It’s not every day that you get to walk down the aisle in an antique wedding dress your great grandmother made in the 1800s.
But that was the fairy tale for Scottish bride Tess Newall, at least until the dry cleaners she took it to went into liquidation.
The 29-year-old was shocked to find that administrators had taken over the dry cleaners and there was no sign of her dress inside, so she posted a heart-wrenching plea on Facebook to try and recover it.
Saying that the dry cleaner she used “recently fell into crooked hands”, she wrote, “It seems that the dress was taken to be sold so it could be winging its way anywhere.”
“It was made by my Great Great Granny in 1870 (I altered the top) and I wore it in June 2016.
“Please share this far and wide in case anyone stumbles across it! I realise there are far greater issues in the world but it means the world to us.
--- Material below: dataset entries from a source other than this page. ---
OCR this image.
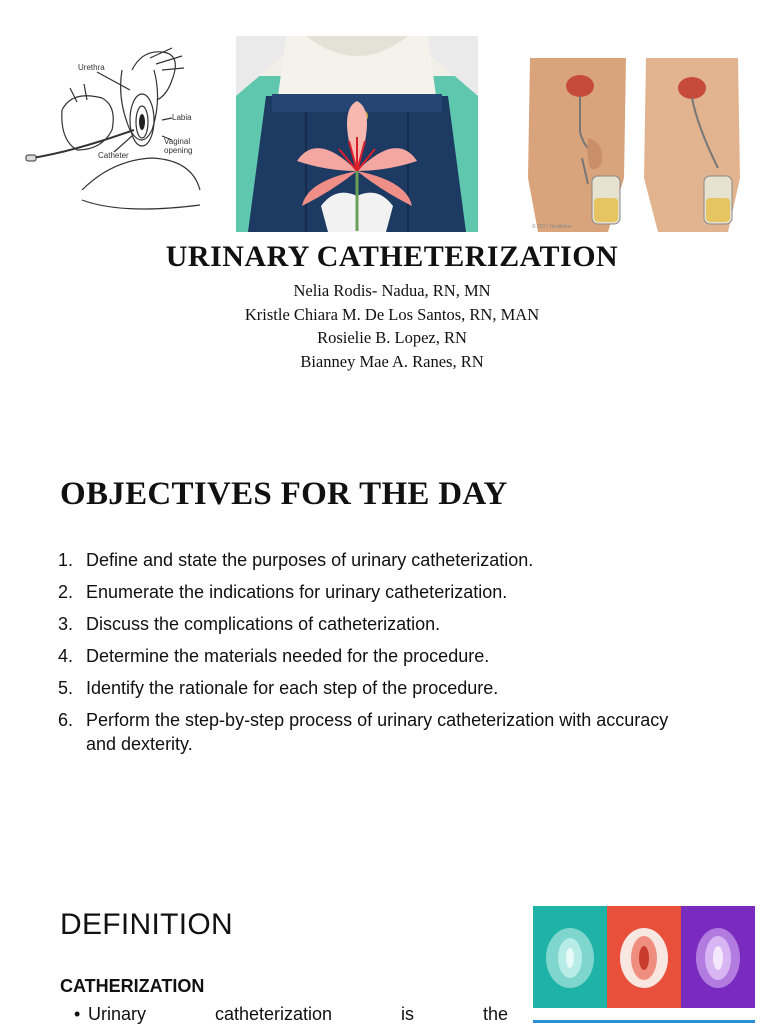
Urethra
Labia
Vaginal opening
Catheter
© 2017 Healthline
URINARY CATHETERIZATION
Nelia Rodis- Nadua, RN, MN
Kristle Chiara M. De Los Santos, RN, MAN
Rosielie B. Lopez, RN
Bianney Mae A. Ranes, RN
OBJECTIVES FOR THE DAY
1. Define and state the purposes of urinary catheterization.
2. Enumerate the indications for urinary catheterization.
3. Discuss the complications of catheterization.
4. Determine the materials needed for the procedure.
5. Identify the rationale for each step of the procedure.
6. Perform the step-by-step process of urinary catheterization with accuracy and dexterity.
DEFINITION
CATHERIZATION
• Urinary	catheterization	is	the
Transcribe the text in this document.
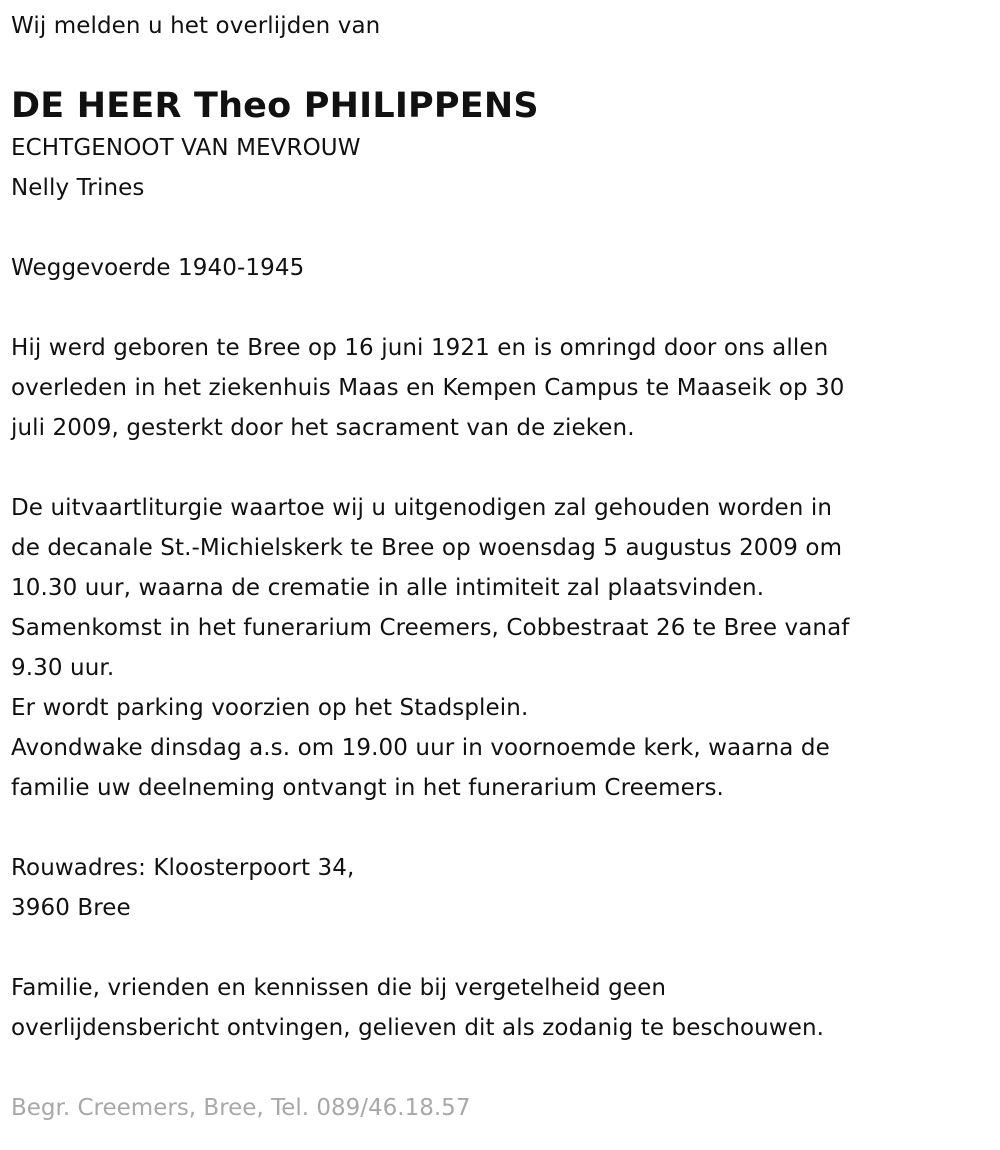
Wij melden u het overlijden van
DE HEER Theo PHILIPPENS
ECHTGENOOT VAN MEVROUW
Nelly Trines
Weggevoerde 1940-1945
Hij werd geboren te Bree op 16 juni 1921 en is omringd door ons allen
overleden in het ziekenhuis Maas en Kempen Campus te Maaseik op 30
juli 2009, gesterkt door het sacrament van de zieken.
De uitvaartliturgie waartoe wij u uitgenodigen zal gehouden worden in
de decanale St.-Michielskerk te Bree op woensdag 5 augustus 2009 om
10.30 uur, waarna de crematie in alle intimiteit zal plaatsvinden.
Samenkomst in het funerarium Creemers, Cobbestraat 26 te Bree vanaf
9.30 uur.
Er wordt parking voorzien op het Stadsplein.
Avondwake dinsdag a.s. om 19.00 uur in voornoemde kerk, waarna de
familie uw deelneming ontvangt in het funerarium Creemers.
Rouwadres: Kloosterpoort 34,
3960 Bree
Familie, vrienden en kennissen die bij vergetelheid geen
overlijdensbericht ontvingen, gelieven dit als zodanig te beschouwen.
Begr. Creemers, Bree, Tel. 089/46.18.57
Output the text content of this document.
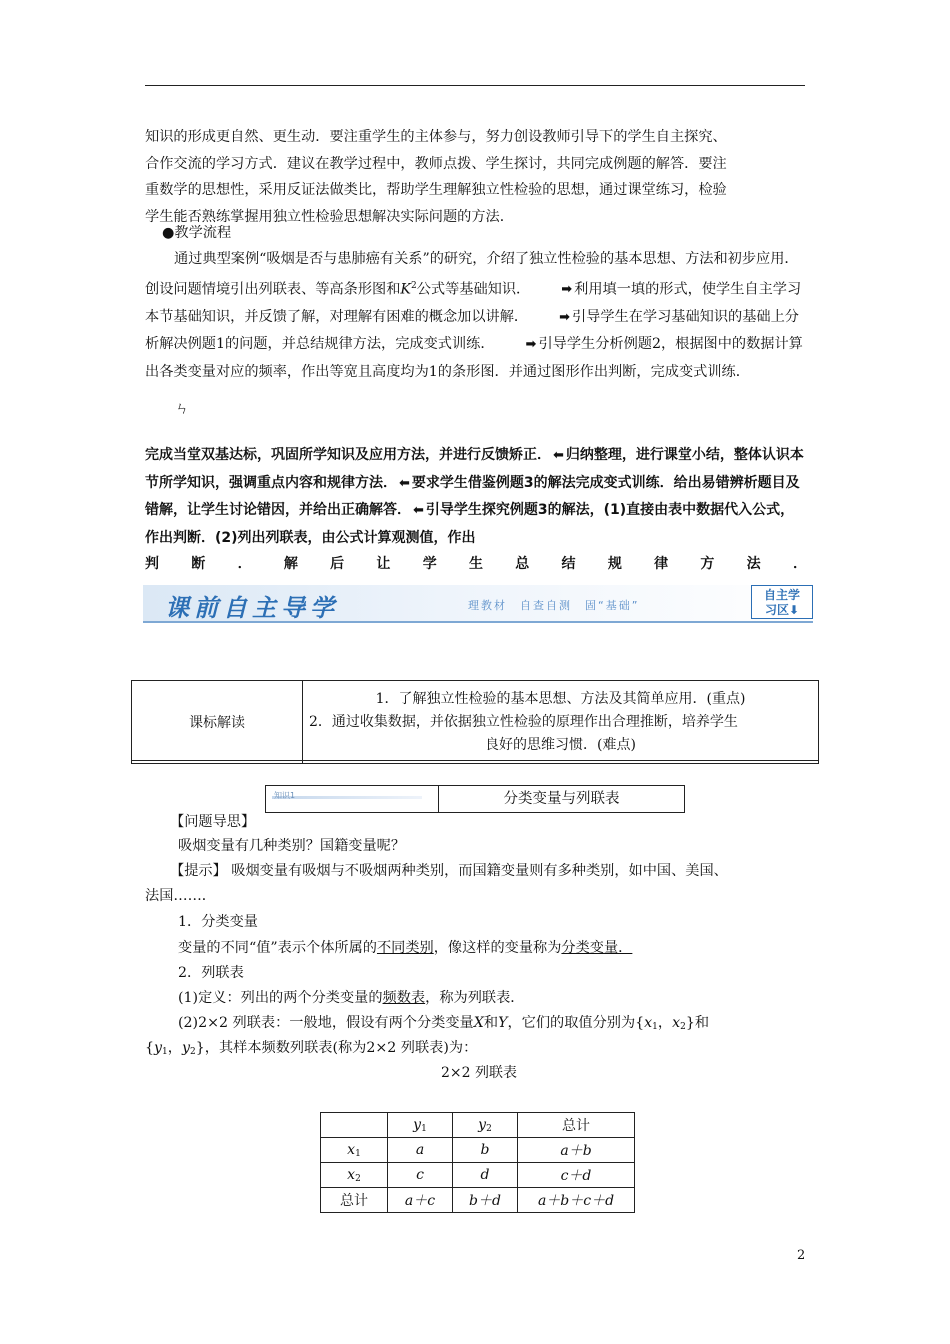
知识的形成更自然、更生动．要注重学生的主体参与，努力创设教师引导下的学生自主探究、
合作交流的学习方式．建议在教学过程中，教师点拨、学生探讨，共同完成例题的解答．要注
重数学的思想性，采用反证法做类比，帮助学生理解独立性检验的思想，通过课堂练习，检验
学生能否熟练掌握用独立性检验思想解决实际问题的方法．
●教学流程

通过典型案例“吸烟是否与患肺癌有关系”的研究，介绍了独立性检验的基本思想、方法和初步应用．创设问题情境引出列联表、等高条形图和$K^2$公式等基础知识． ➡ 利用填一填的形式，使学生自主学习本节基础知识，并反馈了解，对理解有困难的概念加以讲解． ➡ 引导学生在学习基础知识的基础上分析解决例题1的问题，并总结规律方法，完成变式训练． ➡ 引导学生分析例题2，根据图中的数据计算出各类变量对应的频率，作出等宽且高度均为1的条形图．并通过图形作出判断，完成变式训练．

ㄣ
完成当堂双基达标，巩固所学知识及应用方法，并进行反馈矫正． ⬅ 归纳整理，进行课堂小结，整体认识本节所学知识，强调重点内容和规律方法． ⬅ 要求学生借鉴例题3的解法完成变式训练．给出易错辨析题目及错解，让学生讨论错因，并给出正确解答． ⬅ 引导学生探究例题3的解法，(1)直接由表中数据代入公式，作出判断．(2)列出列联表，由公式计算观测值，作出
判 断 ． 解 后 让 学 生 总 结 规 律 方 法 ．
课前自主导学	理教材　自查自测　固“基础”
自主学
习区⬇
课标解读	
1．了解独立性检验的基本思想、方法及其简单应用．(重点)
2．通过收集数据，并依据独立性检验的原理作出合理推断，培养学生
良好的思维习惯．(难点)
知识1	分类变量与列联表
【问题导思】
吸烟变量有几种类别？国籍变量呢？
【提示】 吸烟变量有吸烟与不吸烟两种类别，而国籍变量则有多种类别，如中国、美国、
法国……．
1．分类变量
变量的不同“值”表示个体所属的不同类别，像这样的变量称为分类变量．
2．列联表
(1)定义：列出的两个分类变量的频数表，称为列联表．
(2)2×2 列联表：一般地，假设有两个分类变量X和Y，它们的取值分别为{$x_1$，$x_2$}和
{$y_1$，$y_2$}，其样本频数列联表(称为2×2 列联表)为：
2×2 列联表
	$y_1$	$y_2$	总计
$x_1$	a	b	a＋b
$x_2$	c	d	c＋d
总计	a＋c	b＋d	a＋b＋c＋d
2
More family memories need to be woven into its threads.”
The post has been shared close to 200k times, with well-wishers telling Tess that they’ve put the word out in their own hometowns – whether that be in England, the US or Australia.
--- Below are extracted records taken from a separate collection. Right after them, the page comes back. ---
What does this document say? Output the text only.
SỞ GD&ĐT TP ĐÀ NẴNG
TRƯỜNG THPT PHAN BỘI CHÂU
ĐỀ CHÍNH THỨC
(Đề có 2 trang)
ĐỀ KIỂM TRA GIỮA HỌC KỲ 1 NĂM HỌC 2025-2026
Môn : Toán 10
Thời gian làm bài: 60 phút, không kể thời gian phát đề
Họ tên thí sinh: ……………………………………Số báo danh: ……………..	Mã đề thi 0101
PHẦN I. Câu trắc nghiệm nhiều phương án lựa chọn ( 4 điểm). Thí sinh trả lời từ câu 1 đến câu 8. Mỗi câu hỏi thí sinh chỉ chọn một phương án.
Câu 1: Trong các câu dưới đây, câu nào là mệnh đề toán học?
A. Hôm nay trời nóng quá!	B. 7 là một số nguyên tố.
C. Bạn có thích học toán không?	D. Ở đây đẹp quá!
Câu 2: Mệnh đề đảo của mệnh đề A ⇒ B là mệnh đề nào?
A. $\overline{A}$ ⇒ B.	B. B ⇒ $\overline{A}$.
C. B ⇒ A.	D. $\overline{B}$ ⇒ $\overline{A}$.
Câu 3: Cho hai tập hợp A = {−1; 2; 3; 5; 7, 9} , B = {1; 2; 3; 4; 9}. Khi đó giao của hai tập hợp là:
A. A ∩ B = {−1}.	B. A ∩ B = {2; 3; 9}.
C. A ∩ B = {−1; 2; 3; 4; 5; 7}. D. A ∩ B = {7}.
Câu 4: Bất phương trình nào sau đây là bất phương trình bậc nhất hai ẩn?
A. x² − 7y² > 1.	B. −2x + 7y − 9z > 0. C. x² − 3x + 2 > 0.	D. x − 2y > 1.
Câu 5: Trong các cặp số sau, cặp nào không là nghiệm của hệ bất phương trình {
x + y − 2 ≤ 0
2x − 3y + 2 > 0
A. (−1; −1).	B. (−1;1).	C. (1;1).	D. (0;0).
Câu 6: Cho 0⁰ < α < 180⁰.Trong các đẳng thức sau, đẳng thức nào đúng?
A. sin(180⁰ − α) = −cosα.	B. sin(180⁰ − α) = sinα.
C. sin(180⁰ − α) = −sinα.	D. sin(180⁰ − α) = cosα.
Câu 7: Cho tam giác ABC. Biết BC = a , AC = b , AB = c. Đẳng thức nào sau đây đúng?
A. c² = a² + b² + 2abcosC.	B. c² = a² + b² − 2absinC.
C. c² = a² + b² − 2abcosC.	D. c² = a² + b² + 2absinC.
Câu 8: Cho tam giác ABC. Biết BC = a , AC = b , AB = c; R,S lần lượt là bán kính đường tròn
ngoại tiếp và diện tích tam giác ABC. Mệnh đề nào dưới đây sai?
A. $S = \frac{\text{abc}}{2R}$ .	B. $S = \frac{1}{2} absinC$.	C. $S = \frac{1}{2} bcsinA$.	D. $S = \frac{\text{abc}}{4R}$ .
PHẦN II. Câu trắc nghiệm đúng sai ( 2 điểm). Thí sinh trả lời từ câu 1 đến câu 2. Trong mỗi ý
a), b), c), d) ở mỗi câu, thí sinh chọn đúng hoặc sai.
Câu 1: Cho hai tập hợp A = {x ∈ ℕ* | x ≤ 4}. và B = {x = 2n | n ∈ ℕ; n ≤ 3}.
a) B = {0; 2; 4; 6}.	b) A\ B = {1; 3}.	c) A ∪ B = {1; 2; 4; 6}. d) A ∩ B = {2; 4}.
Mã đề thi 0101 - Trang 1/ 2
Tess found the gorgeous wedding dress in her grandmother's attic and was shocked to see it was in perfect condition despite having been in storage for almost a century and a half.
"I didn't even know of its existence until my grandmother brought it up when I told her in August 2015 that Alfred and I had got engaged," she told the Daily Mail.
"I went up to the attic and found it in the box all wrapped up in tissue paper and when I held it up I couldn't believe it, it was just so beautiful and it didn't need all that much alteration."
After making small adjustments to the top of the gown, Tess wore it to say "I do" last year.
She and her husband Alfred tied the knot at a small church in Morham, a tiny parish in Scotland's east, after her great-grandmother Dora Torin, married a hat maker in nearby in Edinburgh.